The virus as a metaphor [en]

"A palavra agora é um vírus. O vírus da gripe pode ter sido outrora uma célula pulmonar saudável. Agora é um organismo parasita que invade e danifica os pulmões. A palavra pode ter sido outrora uma célula neural saudável. Agora é um organismo parasita que invade e danifica o sistema nervoso central. O homem moderno perdeu a opção do silêncio. Tente parar o seu discurso subvocal. Tente alcançar até dez segundos de silêncio interno. Você encontrará um organismo de resistência que o força a falar."1

William S. Burroughs, O Bilhete Que Explodiu

 

Agora é simplesmente um fato — nós sabemos bem disso — que os memes “viralizados” e os vírus biológicos são coagentes. O avanço do novo coronavírus nos Estados Unidos, e em outros lugares, foi possibilitado por uma desinformação que viralizou. Essa é a consequência mortal daquilo que chamamos de fake news. Não é de todo culpa de Donald Trump que a informação nos infecte em lugar de nos informar, mas ele conseguiu algo notável legitimando uma relação com o conhecimento que é viral, e não baseada em evidências. Ele fez isso ao usar o seu poder de presidente dos Estados Unidos para atacar impiedosamente os atores institucionais que autorizam a informação como conhecimento, incluindo jornalistas, cientistas climáticos, juízes e epidemiologistas. Além de difamar o testemunho de qualquer um cujo discurso considere ilegítimo, incluindo pessoas de cor, solicitantes de asilo e refugiados de todos os tipos. Fake news, em outras palavras, instauram uma crise de autorização (crisis of authorization). Será que a “cura” é pior do que a doença, como alguns políticos (inclusive o próprio Trump) sugeriram em relação à devastação econômica causada pelo distanciamento social? Se a cura para a informação que viralizou é autorizar algumas formas de conhecimento como legítimas e outras como ilegítimas, será que isso não contraria as convicções consagradas entre críticos e historiadores da arte de que a expressão cultural progressista deve sempre questionar a autoridade em vez de estabelecê-la? 

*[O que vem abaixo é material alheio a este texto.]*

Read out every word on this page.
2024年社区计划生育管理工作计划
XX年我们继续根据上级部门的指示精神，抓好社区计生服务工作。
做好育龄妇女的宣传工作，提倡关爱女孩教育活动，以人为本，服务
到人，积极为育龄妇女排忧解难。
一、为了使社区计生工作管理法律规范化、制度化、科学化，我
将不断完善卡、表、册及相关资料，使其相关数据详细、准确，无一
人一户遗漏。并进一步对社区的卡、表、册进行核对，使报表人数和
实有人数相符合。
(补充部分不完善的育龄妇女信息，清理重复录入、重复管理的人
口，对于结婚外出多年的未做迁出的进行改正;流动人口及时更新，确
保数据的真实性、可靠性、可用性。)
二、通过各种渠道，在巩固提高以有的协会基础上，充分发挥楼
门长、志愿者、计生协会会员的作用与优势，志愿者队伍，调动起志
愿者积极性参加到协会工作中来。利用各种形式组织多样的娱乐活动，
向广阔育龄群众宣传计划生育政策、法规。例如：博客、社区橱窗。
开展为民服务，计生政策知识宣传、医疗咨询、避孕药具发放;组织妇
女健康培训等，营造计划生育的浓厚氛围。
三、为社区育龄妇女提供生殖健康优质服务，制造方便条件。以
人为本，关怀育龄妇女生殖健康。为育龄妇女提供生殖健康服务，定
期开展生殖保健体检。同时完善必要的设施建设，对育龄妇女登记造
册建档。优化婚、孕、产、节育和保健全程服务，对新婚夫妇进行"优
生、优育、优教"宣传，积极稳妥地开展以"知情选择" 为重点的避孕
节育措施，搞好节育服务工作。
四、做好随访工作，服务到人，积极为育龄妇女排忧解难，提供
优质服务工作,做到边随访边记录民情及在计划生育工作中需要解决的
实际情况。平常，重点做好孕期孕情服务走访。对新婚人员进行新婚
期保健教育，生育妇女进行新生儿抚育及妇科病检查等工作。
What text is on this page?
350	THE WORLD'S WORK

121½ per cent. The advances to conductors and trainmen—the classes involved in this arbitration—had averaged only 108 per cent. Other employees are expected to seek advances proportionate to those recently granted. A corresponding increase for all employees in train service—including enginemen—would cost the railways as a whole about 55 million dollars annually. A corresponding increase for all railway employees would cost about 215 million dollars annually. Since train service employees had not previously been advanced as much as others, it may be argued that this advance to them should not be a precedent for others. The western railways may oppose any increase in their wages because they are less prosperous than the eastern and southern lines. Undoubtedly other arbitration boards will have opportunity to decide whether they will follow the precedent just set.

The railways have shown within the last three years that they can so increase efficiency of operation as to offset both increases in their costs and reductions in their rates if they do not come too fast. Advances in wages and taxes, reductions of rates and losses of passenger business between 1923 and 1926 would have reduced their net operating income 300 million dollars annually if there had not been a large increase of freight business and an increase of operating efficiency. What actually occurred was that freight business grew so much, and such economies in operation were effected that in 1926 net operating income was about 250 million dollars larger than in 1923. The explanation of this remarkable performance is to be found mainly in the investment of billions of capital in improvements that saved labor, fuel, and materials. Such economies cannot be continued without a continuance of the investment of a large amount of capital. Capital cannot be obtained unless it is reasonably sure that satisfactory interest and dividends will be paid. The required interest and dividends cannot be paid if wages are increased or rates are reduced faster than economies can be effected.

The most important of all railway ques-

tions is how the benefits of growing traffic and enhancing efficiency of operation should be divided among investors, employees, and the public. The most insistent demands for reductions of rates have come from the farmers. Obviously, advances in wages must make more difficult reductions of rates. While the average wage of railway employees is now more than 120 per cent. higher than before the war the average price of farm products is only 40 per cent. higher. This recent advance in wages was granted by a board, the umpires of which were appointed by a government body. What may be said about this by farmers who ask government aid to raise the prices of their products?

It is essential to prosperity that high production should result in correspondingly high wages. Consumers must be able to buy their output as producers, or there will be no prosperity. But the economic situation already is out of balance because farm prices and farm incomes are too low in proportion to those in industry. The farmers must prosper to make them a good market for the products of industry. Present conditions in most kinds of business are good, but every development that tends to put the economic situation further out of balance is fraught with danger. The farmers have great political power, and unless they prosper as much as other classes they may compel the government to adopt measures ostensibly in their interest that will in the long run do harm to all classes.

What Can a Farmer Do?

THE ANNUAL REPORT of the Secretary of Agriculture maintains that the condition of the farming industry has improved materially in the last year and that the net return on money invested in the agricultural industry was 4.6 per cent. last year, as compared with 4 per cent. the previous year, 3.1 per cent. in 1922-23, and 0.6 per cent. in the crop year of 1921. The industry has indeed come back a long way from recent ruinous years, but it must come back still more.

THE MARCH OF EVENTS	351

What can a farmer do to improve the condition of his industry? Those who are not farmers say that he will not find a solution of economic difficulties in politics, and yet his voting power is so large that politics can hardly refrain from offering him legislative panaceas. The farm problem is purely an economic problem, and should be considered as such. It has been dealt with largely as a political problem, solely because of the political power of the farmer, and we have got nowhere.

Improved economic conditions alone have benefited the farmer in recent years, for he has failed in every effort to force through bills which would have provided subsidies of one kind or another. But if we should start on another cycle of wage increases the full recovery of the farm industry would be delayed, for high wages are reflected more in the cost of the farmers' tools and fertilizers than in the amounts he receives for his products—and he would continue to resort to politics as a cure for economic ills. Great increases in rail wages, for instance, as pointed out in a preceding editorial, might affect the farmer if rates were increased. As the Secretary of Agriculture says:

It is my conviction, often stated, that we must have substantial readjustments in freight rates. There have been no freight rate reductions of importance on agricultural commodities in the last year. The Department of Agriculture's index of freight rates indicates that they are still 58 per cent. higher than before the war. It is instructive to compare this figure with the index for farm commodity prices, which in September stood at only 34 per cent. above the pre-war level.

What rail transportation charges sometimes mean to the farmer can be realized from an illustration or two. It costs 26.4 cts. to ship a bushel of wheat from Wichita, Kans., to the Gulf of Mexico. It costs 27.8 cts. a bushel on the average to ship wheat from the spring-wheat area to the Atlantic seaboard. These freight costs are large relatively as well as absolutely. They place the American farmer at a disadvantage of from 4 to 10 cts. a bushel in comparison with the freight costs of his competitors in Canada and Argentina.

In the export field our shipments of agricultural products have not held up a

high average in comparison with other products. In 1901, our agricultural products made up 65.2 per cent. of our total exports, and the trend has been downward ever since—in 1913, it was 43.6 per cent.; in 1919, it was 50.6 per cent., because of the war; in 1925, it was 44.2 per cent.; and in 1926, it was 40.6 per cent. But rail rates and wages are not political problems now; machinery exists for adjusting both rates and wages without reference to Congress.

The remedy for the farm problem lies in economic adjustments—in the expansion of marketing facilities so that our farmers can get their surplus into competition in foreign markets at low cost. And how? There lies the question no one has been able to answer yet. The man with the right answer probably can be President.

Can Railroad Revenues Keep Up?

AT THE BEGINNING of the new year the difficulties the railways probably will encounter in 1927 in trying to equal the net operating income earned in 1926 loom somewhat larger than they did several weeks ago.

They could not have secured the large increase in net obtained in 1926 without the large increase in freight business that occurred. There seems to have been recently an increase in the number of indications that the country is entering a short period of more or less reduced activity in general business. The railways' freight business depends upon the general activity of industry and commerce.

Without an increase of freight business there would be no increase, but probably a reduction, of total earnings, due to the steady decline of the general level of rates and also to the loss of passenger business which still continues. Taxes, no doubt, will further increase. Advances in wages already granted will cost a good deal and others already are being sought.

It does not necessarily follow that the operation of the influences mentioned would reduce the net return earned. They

Autorizar é distinto de ser autor. O New York Times, por exemplo, autoriza a escrita de todos os que contribuem para suas páginas. Embora a autorização possa ocorrer através de instituições de elite, a exemplo do Times, ela tem grande potencial democrático — na verdade, como uma forma de poder, a autorização é necessariamente comum. Black Lives Matter, por exemplo, reautorizou gravações em vídeo da brutalidade policial, previamente suprimidas ou descartadas como casos isolados, enquanto prova de uma supremacia branca sistêmica. No entanto, tais formas comuns de autorização não se limitam a posições políticas progressistas. Stephen Moore, conselheiro de Trump na força-tarefa econômica do Covid-19 e que ajudou um grupo que organizava protestos contra as ordens de permanência em casa em Wisconsin, teria declarado: “Precisamos ser a Rosa Parks aqui . . . e protestar contra essas injustiças do governo.”2 Ao fazê-lo, ele tentou reautorizar o ativismo de uma heroína afro-americana dos direitos civis em nome de sua própria causa libertária. Se vírus biológicos sequestram células de organismos humanos, ações humanas (sejam elas governamentais, comunitárias ou individuais) buscam controlar formas virais de informação. Isso é possível porque, assim como um vírus orgânico que se move livremente de hospedeiro para hospedeiro, a informação não é mais impedida por qualquer autoridade racional estável. Parece claro que o distanciamento social é mais fácil que o distanciamento informativo.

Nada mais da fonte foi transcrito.